Em seu blog Não lugar, Lina Faria postou uma foto incomum, quase sem perspectiva. Ela informa que se trata de um trabalho “da série de cicatrizes de casas que já se foram, mas mantiveram sua silhueta impregnada na parede do lado. Prova de que a forma supera a utilidade das coisas”.
Roubei a foto de lá (deixando a original, é claro) e pago com um comentário poematizado. Como prometi que faria (sem trocadilho) sobre fotos de Lina.
Fatia do Passado
Cleto de Assis, sobre foto de Lina Faria
A velha casa se foi
transformada em cacos,
talvez em restos de depósito de demolição,
talvez em entulho de construção
talvez em saudade de alguém que lá viveu.
A velha casa partiu
e logo, logo nem restará
a fatia impressa na parede lateral que virou muro
e alguém recolherá as esmolas nela encostadas,
a ex-porta, a ex-janela, a ex-parede de madeira
a centena de tijolos desgastados
e quem sabe os ladrilhos brancos do ex-banheiro.

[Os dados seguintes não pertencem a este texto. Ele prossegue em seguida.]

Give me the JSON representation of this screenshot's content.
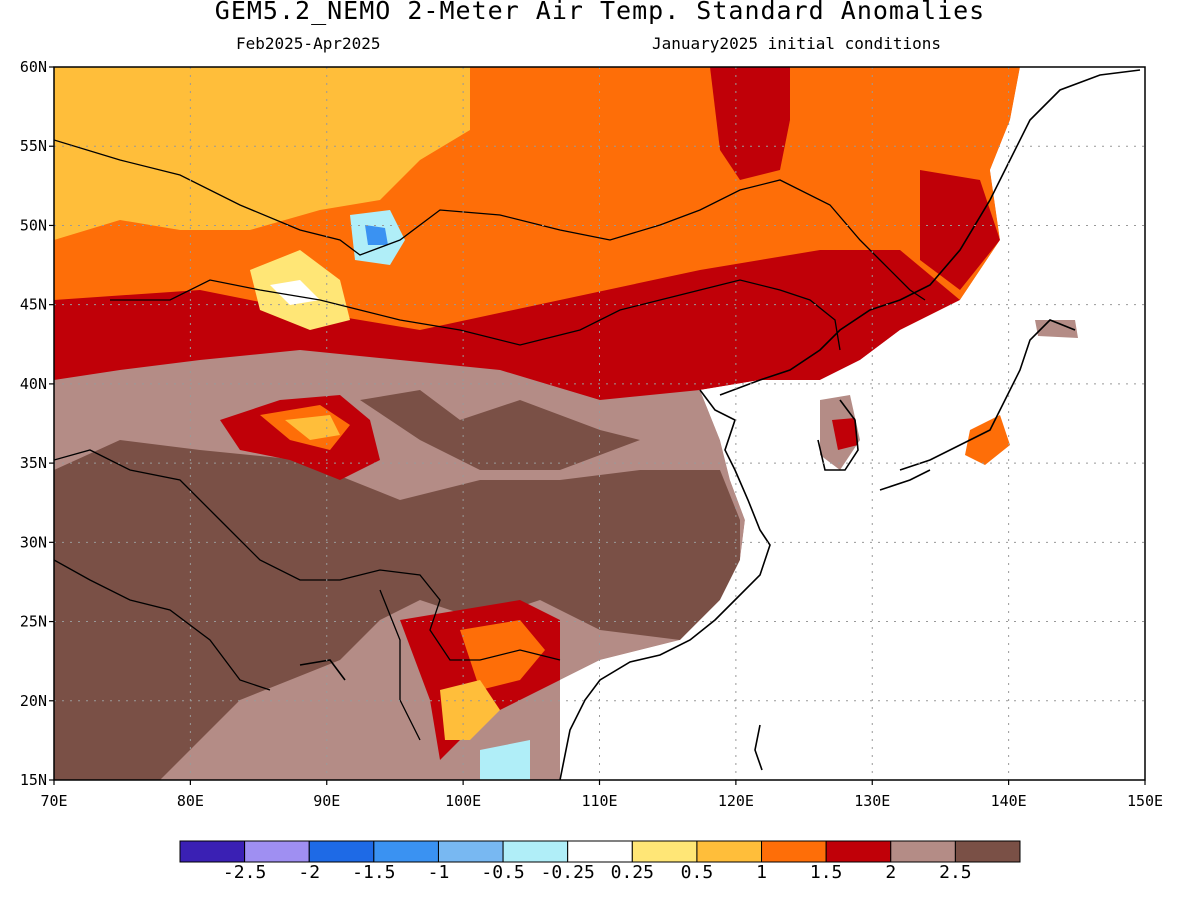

A ordem e o progresso urbanos retirarão de cena
o quadro mondriânico amarelo-branco-preto
dividido em áurea proporção
onde alguém grafitou um homem deitado
e um (talvez) rabo de galo.
Ainda bem que Lina passou por ali
e seu olho mágico tornou imortais os restos mortais da velha casa.
Obrigada, amigo Cleto, por expressar tamanha sensibilidade em suas palavras.
Obrigada, amigo Cleto, pela sensibilidade que expressou em suas palavras.